W jednym z jej bardzo wczesnych tekstów, do listy nieodpowiednich partnerów dodaje się bezbronnych podróżników. Odnosi się to do wykorzystania kogoś podróżującego samotnie, nie ochranianego przez nikogo. Dodaje się tu również uczniów. Odnosi się do tego kolejne określenie techniczne: “utrzymywanie celibatu” (tshangs-spyod, w sanskrycie brahmaczarja). Dosłownie oznacza to „czyste lub nieskazitelne prowadzenie się”. W obrębie nieodpowiednich zachowań seksualnych występują dwie kategorie: zachowania przy utrzymywaniu celibatu (mi-tshangs-spyod) i dosłownie zachowywania „przy nie utrzymywaniu celibatu” (mi-tshangs-spyod ma-yin-pa). Nazwijmy te drugie nieczystym zachowywaniem. Tradycyjnie w Indiach, zgodnie ze zwyczajami hinduistycznymi, od uczniów wymagano dochowywania celibatu w trakcie pobierania nauk u nauczyciela duchowego. Zachowania seksualne przy nie utrzymywaniu [ślubów] celibatu odnoszą się do odbywania stosunku płciowego z inną osobą, z udziałem jednego z trzech otworów. Oznacza to albo waginę, albo usta, albo odbyt. Zatem zgodnie z tą definicją, zachowywanie celibatu nie wyklucza masturbacji, zaś  zachowywanie czystości obejmuje również nieuprawianie masturbacji. Skoro jednak uczniom dochowującym celibatu nie wolno odbywać stosunków z udziałem żadnego z tych otworów, to są oni nieodpowiednimi partnerami seksualnymi.

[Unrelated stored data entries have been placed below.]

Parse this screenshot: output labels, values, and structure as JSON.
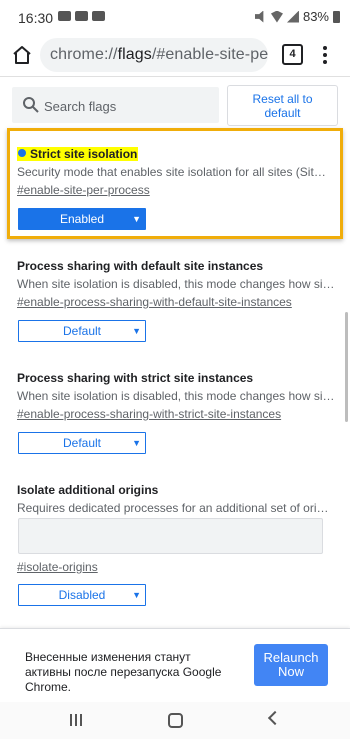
{
  "status_bar": {
    "time": "16:30",
    "battery": "83%"
  },
  "browser": {
    "url_prefix": "chrome://",
    "url_bold": "flags",
    "url_suffix": "/#enable-site-per",
    "tab_count": "4"
  },
  "search": {
    "placeholder": "Search flags"
  },
  "reset_button": {
    "label": "Reset all to default"
  },
  "flags": [
    {
      "title": "Strict site isolation",
      "description": "Security mode that enables site isolation for all sites (SitePer…",
      "link": "#enable-site-per-process",
      "value": "Enabled",
      "highlighted": true
    },
    {
      "title": "Process sharing with default site instances",
      "description": "When site isolation is disabled, this mode changes how sites…",
      "link": "#enable-process-sharing-with-default-site-instances",
      "value": "Default"
    },
    {
      "title": "Process sharing with strict site instances",
      "description": "When site isolation is disabled, this mode changes how sites…",
      "link": "#enable-process-sharing-with-strict-site-instances",
      "value": "Default"
    },
    {
      "title": "Isolate additional origins",
      "description": "Requires dedicated processes for an additional set of origins…",
      "link": "#isolate-origins",
      "value": "Disabled"
    }
  ],
  "relaunch": {
    "message": "Внесенные изменения станут активны после перезапуска Google Chrome.",
    "button": "Relaunch Now"
  },
  "colors": {
    "accent": "#1a73e8",
    "highlight_frame": "#f0ad0a",
    "title_highlight": "#ffff00"
  }
}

Kolejnym dodatkiem do listy nieodpowiednich partnerów, jaki znajdujemy w tym wczesnym tekście sarwastiwady, jest nieopłacana prostytutka. Tak więc, zgodnie z tym tekstem, dopuszcza się prostytutki tak długo, jak się im zapłaci. Jeśli więc to analizujemy i patrzymy, o czym tu mówią, to tutaj etyka seksualna jest po prostu przedłużeniem etyki dotyczącej kradzieży. Jest to braniem czegoś, czego nam nie dano, co nie jest nasze. Nie ma to absolutnie nic wspólnego z tym, czy jest się w związku małżeńskim, czy nie. Tak więc ta tradycja nie mówi tu o rozwiązłości – o byciu niewiernym własnej żonie czy mężowi, to jest seks z kimś, kto nie został nam dany bądź tego nie chce. Małżeństwo, jako coś świętego, to sprawa całkowicie uwarunkowana kulturowo. Znajdujemy ją w religiach biblijnych, znajdujemy ją w hinduizmie, lecz z pewnością nie ma tego w buddyzmie.

Jeśli przyjrzymy się sutrom Ustanawiania ścisłej uważności – wersja palijska jest znana bardzo dobrze, Satipatthana Sutra – to mówią one o tym pod kątem partnera w małżeństwie: on nie dzieli z nami karmicznych następstw naszych działań, nie ma udziału w naszej śmierci itd., i jedynie powoduje przeszkody i problemy. Jest to więc dość negatywny pogląd na małżeństwo i partnera w małżeństwie. Jest tam wiele porad dotyczących osłabiania własnego przywiązania i pożądania wobec współmałżonka, wraz ze słynnymi medytacjami, przewijającymi się w całej późniejszej literaturze buddyjskiej, dotyczącymi wyobrażania sobie, co jest w żołądku tej drugiej osoby itd.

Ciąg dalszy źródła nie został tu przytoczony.